当たり前のように書いてある教科書の内容がわからないのは当然だ。
大切なものは書かれていないのだから。そして先生は先生で忙しく、ひとりひとりに気を回せない。だから、みな、悩んでいる。

たったソレだけのことだ。

ムズカシイ文章とは

現代文ができないという人がいる。
いや、日本語なのになぜ?

ひとつには「大学生として読んでもらわなくちゃこまる」文章の話題、語彙についていけない場合。専門用語ばかり使って、専門家しかわからないようにかかれている場合。
もうひとつは、作者が読者にわかりにくい文章を書いている場合がある。具体例やら論理展開がわかりにくい、誰が読んでもわかりにくい文章になっている場合。

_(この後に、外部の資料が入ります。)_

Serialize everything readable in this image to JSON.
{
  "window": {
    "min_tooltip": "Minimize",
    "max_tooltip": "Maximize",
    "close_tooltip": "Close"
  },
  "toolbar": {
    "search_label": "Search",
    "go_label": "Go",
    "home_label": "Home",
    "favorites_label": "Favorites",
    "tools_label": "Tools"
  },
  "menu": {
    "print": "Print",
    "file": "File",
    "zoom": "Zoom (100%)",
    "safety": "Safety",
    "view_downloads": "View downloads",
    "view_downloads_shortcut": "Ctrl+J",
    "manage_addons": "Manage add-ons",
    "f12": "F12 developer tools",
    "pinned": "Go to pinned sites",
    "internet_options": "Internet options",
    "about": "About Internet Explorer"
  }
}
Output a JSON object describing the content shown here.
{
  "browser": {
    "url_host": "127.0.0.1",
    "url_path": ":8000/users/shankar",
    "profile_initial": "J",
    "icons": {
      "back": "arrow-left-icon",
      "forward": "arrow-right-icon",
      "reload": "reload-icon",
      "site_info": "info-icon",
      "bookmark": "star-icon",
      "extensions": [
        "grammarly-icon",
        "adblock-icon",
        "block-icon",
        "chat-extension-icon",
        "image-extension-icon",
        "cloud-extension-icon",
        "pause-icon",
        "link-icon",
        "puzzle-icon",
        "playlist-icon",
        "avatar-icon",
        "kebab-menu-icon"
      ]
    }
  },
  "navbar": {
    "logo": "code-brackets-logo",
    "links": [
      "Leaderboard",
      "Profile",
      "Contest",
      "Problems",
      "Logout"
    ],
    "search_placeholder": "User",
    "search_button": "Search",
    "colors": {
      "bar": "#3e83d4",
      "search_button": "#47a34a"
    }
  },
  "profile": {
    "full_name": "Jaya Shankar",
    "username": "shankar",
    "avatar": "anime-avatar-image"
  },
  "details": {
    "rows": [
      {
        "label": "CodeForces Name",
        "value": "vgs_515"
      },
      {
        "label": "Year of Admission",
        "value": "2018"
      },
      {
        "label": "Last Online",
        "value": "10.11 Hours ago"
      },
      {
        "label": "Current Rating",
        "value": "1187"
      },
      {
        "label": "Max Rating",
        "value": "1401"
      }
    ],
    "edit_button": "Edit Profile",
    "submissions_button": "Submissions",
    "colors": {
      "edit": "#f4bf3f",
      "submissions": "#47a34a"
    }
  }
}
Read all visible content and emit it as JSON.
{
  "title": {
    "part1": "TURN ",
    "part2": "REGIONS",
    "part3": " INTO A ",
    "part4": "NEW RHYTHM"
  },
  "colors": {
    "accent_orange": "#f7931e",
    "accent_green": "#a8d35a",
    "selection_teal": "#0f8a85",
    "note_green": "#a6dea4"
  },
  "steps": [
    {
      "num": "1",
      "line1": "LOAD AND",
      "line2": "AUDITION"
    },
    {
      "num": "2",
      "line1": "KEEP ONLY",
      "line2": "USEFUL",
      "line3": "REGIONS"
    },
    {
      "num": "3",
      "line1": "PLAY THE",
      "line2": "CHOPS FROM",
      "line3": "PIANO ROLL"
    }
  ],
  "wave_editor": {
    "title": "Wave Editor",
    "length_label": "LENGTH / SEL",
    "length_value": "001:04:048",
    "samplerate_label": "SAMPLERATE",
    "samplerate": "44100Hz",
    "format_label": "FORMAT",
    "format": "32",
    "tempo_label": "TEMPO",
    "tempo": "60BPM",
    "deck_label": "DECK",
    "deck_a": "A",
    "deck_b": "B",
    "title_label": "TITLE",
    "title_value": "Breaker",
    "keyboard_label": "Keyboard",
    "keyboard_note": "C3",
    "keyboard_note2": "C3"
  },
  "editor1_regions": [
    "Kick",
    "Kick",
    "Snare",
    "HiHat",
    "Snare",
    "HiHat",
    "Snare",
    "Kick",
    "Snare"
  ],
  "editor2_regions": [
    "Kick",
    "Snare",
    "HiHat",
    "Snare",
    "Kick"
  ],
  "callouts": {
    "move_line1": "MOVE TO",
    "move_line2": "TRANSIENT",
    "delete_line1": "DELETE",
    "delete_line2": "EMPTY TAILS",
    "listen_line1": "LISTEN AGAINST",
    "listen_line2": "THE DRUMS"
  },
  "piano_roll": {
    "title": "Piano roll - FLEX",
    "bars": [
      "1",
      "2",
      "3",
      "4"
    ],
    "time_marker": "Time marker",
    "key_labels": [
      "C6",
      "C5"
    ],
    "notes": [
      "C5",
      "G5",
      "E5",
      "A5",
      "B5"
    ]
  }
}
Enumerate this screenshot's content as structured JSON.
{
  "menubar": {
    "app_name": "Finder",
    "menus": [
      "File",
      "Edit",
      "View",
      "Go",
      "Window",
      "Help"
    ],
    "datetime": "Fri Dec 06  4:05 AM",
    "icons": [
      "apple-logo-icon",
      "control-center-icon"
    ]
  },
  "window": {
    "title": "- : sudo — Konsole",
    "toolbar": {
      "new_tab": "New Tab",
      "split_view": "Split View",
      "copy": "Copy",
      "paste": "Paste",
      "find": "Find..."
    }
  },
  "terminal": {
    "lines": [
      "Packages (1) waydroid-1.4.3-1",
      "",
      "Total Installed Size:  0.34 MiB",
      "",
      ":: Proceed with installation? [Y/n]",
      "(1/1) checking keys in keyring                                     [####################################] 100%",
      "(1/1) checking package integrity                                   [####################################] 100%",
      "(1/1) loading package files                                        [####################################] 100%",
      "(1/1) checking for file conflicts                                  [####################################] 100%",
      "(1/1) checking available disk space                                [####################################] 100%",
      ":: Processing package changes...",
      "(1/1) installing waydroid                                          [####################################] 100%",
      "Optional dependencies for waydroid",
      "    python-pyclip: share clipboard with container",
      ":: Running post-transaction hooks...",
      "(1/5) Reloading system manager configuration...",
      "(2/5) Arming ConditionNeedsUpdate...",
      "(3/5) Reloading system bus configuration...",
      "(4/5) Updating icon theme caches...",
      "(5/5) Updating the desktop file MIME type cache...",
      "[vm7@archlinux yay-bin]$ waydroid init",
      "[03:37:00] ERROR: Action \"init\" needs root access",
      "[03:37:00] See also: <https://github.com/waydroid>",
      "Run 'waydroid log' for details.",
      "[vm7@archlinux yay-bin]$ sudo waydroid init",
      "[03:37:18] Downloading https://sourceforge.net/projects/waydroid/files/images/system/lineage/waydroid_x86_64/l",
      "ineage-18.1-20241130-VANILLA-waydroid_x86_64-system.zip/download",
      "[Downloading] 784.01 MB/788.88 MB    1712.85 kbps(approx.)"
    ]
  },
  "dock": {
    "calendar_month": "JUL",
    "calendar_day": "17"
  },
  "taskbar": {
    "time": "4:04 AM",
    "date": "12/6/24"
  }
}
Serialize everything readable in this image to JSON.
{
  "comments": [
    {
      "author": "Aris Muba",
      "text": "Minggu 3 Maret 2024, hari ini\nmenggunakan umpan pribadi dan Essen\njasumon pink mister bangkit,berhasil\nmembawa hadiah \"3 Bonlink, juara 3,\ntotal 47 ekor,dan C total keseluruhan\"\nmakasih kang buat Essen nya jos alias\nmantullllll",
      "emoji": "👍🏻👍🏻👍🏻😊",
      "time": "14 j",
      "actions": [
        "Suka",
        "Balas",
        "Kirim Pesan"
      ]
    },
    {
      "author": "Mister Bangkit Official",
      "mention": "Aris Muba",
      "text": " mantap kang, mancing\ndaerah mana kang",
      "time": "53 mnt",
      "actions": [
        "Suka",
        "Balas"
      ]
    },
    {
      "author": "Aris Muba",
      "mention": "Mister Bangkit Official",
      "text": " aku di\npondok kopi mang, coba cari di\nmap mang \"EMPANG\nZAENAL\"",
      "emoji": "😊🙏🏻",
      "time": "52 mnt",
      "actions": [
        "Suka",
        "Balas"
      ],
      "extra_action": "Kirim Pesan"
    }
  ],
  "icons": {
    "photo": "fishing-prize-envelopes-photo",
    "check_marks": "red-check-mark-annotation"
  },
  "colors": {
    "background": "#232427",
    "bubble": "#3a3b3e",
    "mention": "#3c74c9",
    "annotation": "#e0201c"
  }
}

現代文は大学によっても傾向が違う。出題のされ方、問題の出し方でも違う。
記述式も選択式も同じ能力がいるのだが、記述式の方が実力がモロにでる。

おもしろい話がある。
私がどうしても理解できない文章があった。言葉の定義、説明、具体例なしに、次々と話が展開していく文章だ。生徒に「これ、何言ってるかわかる?」ときいたら、答えてくれた。それでも私は何が書かれているのかよくわからない。こういう文章がでてきたら…それこそ「わけのわからないことをいう人とコミュニケーションをとってとにかく問題を解く」という寛大なココロが必要なようだ。現代文は実は、問の良し悪しで「それが解答なの?」という問題もある。とても深い。一筋縄ではいかない。だからこそ自信を持って「大丈夫」だと思えるような現代文の勉強をしてほしい。

世の中には、フィーリング読み(なぜそれが答えかと聞かれても答えられない読み方)でちょう高速で文章を読み、答える生徒がいる。
私などは、本当にじっくり、読みふけってしまう。受験生としては、フィーリング、天性の能力があればありがたいのだが。反面、フィーリングで読めない御蔭で私はわかろうわかろうと努力して生徒たちに現代文の読み方を教えることができると思っている。色んな人がいて、おもしろい。